One thing to remember over this past weekend in which Bernie overwhelmingly won three Pacific Rim states. All three were caucuses, not primaries, and all were open.

This does not discount Bernie’s wins, but it does require explanation for the differences.

Look at it as a voter…  In a primary all you have to do is show up at a polling place and vote for candidates on your ballot.  You are done.


At a caucus, you first have to be highly motivated.  Because you leave your house and you show up at a venue expecting to spend long hours.  You get herded into camps and the candidate with the biggest camp, wins the delegates… Does that explain it well in common language?

So caucuses measure enthusiasm more than a candidates actual pull across a state. Many old people would love to participate in caucuses, but it would cost them severe medical strain to do so.  Caucuses tend to be populated by younger people who are more enthused, have less baggage, and less scheduling limitations…

But, it  is also how someone long ago decided delegates should be selected.

This is just a reminder that though Sanders did win 80% of the delegates over Hillary in those three states, it does not mean that all voters in those states will overwhelmingly and enthusiastically support him in the election..

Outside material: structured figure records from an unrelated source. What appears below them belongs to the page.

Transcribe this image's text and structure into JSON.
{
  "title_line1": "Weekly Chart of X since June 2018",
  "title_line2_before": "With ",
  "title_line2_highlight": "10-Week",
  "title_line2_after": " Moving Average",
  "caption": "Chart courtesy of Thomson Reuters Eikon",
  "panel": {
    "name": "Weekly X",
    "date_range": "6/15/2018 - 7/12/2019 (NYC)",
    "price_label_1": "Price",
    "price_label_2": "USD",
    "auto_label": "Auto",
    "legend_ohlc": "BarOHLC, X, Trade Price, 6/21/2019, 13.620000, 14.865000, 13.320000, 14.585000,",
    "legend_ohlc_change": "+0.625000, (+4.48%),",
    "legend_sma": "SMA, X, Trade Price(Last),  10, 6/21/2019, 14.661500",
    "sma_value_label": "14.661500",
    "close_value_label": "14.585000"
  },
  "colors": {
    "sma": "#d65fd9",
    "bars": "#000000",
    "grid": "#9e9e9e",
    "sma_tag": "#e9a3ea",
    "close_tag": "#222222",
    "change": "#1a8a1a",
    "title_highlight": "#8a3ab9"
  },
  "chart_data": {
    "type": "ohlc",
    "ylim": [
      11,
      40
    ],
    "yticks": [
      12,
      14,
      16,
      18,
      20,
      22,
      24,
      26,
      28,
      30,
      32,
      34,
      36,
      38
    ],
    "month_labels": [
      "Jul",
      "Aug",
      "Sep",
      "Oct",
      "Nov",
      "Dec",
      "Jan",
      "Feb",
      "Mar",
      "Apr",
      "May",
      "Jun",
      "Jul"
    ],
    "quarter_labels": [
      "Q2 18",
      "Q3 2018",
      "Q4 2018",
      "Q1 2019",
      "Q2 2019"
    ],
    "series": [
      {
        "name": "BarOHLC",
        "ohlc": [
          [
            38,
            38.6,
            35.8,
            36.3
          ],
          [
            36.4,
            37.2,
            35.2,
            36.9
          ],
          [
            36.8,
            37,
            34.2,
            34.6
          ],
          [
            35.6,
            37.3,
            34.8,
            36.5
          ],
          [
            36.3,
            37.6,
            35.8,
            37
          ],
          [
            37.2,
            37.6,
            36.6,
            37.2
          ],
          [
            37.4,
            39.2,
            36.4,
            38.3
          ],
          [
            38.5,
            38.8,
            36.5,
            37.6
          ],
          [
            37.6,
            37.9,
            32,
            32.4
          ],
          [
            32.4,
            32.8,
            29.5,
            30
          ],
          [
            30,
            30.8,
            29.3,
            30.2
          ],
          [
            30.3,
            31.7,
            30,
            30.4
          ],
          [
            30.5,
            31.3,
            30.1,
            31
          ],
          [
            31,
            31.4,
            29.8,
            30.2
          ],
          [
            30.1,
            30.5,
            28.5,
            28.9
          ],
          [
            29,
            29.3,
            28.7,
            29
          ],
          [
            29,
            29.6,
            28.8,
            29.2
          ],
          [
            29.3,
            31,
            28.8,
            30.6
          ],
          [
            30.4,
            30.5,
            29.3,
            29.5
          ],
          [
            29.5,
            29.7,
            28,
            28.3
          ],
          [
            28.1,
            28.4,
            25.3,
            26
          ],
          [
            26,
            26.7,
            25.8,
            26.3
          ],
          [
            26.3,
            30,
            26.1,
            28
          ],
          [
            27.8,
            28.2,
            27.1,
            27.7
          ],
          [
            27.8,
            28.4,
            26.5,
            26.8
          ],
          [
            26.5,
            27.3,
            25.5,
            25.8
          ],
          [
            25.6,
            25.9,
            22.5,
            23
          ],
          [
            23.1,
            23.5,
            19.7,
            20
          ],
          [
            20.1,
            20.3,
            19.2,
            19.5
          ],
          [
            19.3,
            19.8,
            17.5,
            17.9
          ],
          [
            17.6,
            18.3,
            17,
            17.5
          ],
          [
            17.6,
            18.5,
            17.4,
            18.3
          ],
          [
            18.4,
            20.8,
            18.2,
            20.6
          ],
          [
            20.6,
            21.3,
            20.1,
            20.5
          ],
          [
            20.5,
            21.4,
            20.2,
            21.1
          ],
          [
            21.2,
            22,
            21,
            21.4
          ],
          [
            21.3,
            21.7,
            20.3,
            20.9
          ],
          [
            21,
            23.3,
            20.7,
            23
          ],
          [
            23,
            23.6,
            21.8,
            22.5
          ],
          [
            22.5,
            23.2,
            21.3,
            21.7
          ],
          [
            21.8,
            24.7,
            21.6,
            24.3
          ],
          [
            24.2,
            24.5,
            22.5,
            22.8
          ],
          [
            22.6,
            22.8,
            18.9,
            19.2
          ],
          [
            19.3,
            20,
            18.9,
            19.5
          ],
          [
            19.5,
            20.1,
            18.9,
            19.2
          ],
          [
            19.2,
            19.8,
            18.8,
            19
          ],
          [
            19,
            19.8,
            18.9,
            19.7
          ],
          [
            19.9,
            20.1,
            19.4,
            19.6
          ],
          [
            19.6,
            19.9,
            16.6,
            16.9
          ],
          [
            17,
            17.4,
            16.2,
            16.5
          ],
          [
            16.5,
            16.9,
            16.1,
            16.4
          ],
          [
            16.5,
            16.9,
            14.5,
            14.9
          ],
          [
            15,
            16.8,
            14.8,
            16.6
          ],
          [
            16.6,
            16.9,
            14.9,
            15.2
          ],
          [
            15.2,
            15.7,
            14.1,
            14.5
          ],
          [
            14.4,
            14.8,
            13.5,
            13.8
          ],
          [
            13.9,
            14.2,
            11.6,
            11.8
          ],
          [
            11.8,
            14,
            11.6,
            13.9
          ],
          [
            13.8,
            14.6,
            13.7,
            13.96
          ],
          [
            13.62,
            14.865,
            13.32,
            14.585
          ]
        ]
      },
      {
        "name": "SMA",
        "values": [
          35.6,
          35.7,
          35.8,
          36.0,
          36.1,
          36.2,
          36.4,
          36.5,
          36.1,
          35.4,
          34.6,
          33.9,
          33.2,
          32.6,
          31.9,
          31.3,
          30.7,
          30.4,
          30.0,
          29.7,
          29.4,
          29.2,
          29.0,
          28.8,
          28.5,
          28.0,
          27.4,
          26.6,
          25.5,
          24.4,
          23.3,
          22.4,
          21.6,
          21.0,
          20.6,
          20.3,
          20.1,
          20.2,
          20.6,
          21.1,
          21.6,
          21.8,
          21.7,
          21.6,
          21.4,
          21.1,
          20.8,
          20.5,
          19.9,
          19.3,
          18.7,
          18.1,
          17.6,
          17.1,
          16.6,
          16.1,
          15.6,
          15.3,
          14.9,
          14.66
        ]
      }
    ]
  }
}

So in analyzing these results from this past weekend, one should call it with these modifications.

Among highly energized democratic voters in these three Pacific Rim states, Bernie supporters took 80% of the delegates.  In caucuses attended by highly motivated voters including independents, Hillary supporters averaged only 2 out of 10.

Though that may not accurately describe a states entire political party, it does show who is able to  demonstrate enthusiasm in that state’s electorate…

If you happen to be voter who thinks the good times have past and really wants things to change for the better, enthusiasm is the first place one should look.